LOL, probably because this is someone's garage not a lab? They are trying to be helpful, but unless everyone here donated $100 at one time it seems unlikly they'll ever get the funds together to build the equipment to do some "SAE test specs and conditions".quote:
Originally posted by edwardh1:
Posted above
Why aren't we using an SAE test rather than a lets make up out own?????
I agree.
what are the SAE test specs and conditions? thats what the test(s) should be
Let's make sure that we're on the same page here. I can understand the confusion. A bypass filter has no bypass valve. A bypass filter may or may not be used in the manner that assigned it its name. It may or may not "bypass" the engine in doing its task. The common nomenclature has assigned it the "name" bypass filter and encompasses any high density fine filtration media device. A ff filter has a "bypass valve" incorporated that will bypass the filter media to limit the PSID across the ff media. If plumbed in parallel to a bypass (style) filter ..the bypass valve of the ff filter ..will also limit the PSID across the BYPASS FILTER to that same PSID.quote:
Since it is a bypass filter it will go into by-pass mode if the oil pressure is greater than 8-12psi on the high side. That would mean that the spring restrictor would have to open with less pressure than the by-pass of the bypass filter.
Orifices don't work that way. They aren't proportional ...but if you had two filters rated at a given flow ..at a given visc ..and the same PSID ...then the flow would divide proportionally to their given flows. That is, two filters in parallel ..one rated at 2 gpm @ 4 PSID and one rated at 4 gpm @ 4 PSID...at 6 gpm of flow (assuming they were both rated at the same visc for the spec) and @ 4PSID ..the flow would probably be divided 2 gpm to one ..and 4 to the other.quote:
Try this, if you have filter with a flow rate of 3 gpm at .8 psi restiction and a filter with a flow of 1.5 gpm with a restriction of 1.6 psi you can get 3 gallons thru one and 1.5 gallons thru the other. But if you put both outputs thru a 2 gpm restriction you have almost all the oil flowing thru the 3 gpm filter with .8 restriction, and builds against the 2 gpm and backs up against the 1.5 gpm which will have almost no flow.
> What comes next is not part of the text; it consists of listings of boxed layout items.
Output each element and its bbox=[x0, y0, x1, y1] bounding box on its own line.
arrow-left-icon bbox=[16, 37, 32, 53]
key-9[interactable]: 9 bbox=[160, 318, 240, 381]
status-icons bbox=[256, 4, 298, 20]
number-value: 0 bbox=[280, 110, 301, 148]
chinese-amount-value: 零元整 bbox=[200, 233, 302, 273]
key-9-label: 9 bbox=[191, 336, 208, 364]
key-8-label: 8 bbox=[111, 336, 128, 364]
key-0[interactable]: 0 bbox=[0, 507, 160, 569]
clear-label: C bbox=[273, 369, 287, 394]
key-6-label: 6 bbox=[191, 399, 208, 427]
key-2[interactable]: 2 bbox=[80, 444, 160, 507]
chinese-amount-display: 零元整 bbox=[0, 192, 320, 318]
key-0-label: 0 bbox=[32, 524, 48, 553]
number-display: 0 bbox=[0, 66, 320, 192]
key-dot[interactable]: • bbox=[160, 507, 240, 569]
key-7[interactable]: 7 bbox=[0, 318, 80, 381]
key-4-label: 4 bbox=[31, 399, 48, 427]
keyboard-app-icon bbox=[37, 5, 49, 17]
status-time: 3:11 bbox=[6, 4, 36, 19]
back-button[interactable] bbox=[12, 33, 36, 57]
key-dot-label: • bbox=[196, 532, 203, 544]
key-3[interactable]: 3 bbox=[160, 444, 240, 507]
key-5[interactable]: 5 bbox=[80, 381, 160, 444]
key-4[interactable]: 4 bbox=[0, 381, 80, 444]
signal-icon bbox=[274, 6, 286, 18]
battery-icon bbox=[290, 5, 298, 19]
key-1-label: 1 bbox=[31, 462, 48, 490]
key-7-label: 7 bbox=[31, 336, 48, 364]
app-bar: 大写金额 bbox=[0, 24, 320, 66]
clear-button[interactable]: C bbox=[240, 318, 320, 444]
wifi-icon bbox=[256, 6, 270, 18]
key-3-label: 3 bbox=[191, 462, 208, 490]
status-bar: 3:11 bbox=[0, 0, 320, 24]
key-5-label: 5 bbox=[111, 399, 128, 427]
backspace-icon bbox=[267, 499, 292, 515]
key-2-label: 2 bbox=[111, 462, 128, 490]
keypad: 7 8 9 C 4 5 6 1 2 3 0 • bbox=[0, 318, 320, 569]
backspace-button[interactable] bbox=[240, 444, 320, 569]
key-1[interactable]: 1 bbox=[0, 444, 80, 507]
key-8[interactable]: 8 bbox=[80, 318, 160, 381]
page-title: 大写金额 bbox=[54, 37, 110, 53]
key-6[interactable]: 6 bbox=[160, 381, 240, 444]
And I thought that a filter with a bypass valve in it was a bypass filter and that a fullflow filter had no bypass and all the oil had to go thru the filter so the full flow has to go thru the filter.quote:
Let's make sure that we're on the same page here. I can understand the confusion. A bypass filter has no bypass valve. ... A ff filter has a "bypass valve" incorporated that will bypass the filter media to limit the PSID across the ff media.
quote:
Originally posted by Gary Allan:
You've got to view oil flow along the line of the flow being the dictating constant (at whatever variable rate that may be at the time) and all other things being subordinant to it. Unless the oil pump reaches its relief limit ..100% of the flow is ...100% of the flow (it is what it is) . So 6gpm is going to flow no matter what and the pressures and velocities will change to satisfy the equation that you're working on in your head at the moment. Once you've determined the pressure relief limit of the oil pump ..the rest has to work it self out in the other variables one way or another.That is where you assume wrong. The pump is going to pump all it is allowed to pump because the motor only allows so much oil to pass thru the oil channels. Higher pressure will push more oil thru the same channels. It is the channels that determine the amount of oil flow. That is your 100%. You can't get more oil going thru the pump and filter than what goes into the engine. The pump pushing the oil against the oil gallery, oil passages, or oil channels (what ever you want to call them) is what gives you your oil pressure.
What is PSID? PSI is per square inch but what is the D?